Para Célia Fernandes, supervisora da Unidade de Agroindústria do Sebrae, que apoia o projeto baiano, as maiores demandas na profissionalização de trabalhadores da área de suinocultura no  estado estão, dentre outros, na produção e manejo de suínos nas granjas, realização de cursos de defumados e embutidos e em tecnologia de cortes para suínos, além de cultura da cooperação para os produtores.

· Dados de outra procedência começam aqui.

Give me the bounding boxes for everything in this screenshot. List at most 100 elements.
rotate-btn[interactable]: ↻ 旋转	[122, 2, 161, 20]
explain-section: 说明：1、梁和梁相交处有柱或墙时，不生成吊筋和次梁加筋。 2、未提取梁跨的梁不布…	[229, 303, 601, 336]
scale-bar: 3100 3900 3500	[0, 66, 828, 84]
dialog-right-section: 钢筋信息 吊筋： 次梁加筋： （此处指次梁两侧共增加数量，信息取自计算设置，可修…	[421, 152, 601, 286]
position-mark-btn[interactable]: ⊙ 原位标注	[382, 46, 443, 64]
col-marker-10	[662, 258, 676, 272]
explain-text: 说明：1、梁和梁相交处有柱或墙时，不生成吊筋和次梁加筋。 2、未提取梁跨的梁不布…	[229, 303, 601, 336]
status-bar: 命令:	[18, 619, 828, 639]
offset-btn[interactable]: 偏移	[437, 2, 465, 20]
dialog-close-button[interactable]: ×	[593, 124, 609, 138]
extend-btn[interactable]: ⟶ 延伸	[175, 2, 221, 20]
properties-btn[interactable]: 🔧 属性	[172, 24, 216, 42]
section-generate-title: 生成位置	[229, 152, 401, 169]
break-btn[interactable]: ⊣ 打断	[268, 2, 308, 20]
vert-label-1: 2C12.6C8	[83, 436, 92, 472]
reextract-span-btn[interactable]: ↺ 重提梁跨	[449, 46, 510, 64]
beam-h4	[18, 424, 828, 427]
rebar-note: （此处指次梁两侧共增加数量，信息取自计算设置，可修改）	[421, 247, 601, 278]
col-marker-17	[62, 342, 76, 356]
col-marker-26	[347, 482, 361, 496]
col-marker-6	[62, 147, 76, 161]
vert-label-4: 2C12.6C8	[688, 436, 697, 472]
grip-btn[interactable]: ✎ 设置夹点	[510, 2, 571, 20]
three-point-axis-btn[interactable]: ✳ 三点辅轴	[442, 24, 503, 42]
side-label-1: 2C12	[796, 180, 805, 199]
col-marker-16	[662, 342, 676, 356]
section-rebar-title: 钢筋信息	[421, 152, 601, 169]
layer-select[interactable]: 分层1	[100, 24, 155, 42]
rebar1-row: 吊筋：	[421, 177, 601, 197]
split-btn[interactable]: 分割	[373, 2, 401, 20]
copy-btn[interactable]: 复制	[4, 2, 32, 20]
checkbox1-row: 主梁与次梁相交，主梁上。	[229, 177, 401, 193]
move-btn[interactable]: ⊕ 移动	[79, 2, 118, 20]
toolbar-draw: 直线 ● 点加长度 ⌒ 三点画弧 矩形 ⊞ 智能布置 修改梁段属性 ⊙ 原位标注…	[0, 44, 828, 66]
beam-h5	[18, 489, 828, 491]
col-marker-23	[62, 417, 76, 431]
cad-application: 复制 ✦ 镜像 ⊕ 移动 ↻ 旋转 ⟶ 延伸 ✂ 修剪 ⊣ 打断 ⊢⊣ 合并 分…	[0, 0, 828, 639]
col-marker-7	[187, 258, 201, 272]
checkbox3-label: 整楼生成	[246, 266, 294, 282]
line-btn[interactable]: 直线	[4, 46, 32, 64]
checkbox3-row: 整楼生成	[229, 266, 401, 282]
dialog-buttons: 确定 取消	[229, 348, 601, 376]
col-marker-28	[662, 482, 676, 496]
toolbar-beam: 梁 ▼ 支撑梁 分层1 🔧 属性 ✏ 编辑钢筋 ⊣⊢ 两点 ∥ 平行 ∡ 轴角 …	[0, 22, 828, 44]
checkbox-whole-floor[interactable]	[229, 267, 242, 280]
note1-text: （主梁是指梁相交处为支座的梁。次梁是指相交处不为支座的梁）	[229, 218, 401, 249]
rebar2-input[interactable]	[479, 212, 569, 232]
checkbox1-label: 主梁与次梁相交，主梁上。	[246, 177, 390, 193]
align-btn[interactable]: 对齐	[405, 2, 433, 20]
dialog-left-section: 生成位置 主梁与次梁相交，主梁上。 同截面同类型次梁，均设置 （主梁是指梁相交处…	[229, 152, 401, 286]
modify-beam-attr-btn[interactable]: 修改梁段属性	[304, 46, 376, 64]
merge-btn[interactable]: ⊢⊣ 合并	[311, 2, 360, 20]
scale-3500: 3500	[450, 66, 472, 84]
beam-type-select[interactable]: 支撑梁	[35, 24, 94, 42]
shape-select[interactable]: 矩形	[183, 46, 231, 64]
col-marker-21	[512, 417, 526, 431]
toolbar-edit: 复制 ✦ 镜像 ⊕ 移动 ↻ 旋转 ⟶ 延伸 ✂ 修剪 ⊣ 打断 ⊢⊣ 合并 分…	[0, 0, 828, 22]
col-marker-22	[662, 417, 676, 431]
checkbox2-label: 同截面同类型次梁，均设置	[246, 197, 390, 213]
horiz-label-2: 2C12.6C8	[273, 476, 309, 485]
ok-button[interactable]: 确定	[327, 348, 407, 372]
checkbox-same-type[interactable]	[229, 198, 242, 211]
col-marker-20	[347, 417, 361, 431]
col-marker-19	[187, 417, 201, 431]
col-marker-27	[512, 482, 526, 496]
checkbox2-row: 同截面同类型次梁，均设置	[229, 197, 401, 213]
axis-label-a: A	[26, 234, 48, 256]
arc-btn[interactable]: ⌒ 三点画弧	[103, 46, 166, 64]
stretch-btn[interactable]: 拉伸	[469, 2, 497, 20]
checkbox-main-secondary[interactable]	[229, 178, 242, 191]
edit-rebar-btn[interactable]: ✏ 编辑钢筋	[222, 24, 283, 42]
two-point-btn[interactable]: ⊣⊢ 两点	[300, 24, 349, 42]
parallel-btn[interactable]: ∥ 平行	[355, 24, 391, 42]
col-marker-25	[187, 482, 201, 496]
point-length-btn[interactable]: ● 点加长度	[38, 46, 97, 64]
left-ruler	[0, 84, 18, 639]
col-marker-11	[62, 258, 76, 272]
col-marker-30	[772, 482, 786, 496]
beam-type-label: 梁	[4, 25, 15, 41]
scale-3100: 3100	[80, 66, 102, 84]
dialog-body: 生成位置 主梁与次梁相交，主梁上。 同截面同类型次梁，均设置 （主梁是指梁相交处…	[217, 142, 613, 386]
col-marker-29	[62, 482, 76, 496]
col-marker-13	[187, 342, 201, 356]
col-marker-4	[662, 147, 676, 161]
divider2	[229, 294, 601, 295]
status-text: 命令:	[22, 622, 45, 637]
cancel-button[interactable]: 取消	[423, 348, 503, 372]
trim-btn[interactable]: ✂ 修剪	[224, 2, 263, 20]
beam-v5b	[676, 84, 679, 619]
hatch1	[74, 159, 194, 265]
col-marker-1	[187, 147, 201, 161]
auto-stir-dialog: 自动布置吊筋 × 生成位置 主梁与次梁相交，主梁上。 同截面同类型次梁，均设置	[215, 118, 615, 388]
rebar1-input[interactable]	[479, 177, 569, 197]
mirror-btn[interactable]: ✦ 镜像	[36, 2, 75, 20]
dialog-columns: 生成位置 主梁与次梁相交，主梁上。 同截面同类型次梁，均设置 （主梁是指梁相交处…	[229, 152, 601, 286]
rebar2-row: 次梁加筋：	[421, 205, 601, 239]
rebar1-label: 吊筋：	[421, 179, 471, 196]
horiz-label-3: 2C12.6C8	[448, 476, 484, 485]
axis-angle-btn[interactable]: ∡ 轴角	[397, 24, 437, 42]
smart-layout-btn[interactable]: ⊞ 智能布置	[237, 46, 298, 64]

Defumados – Até o final do ano, o projeto pretende formar 15 multiplicadores para trabalhar no treinamento de profissionais de açougues, promovendo  o conhecimento da manipulação dos embutidos e derivados, além dos cortes específicos para a carne suína. “O objetivo é treiná-los para evitar o desperdício e criar know-how no aproveitamento das carnes nobres. Vamos também treinar profissionais que já trabalham na criação dos suínos, vamos transmitir o conhecimento de uma criação saudável, sustentável”, explica Francisco Benjamim, do Serviço Nacional de Aprendizagem Rural (Senar).  A perspectiva de crescimento da suinocultura na Bahia é recebida com expectativas positivas por produtores como Balbino Santana, criador e sócio de um frigorífico de salgados e defumados derivados do porco. Mais de 80% da produção do frigorífico abastecem Salvador. “Acreditamos que boa parte do consumo hoje é de produtos do porco industrializados”.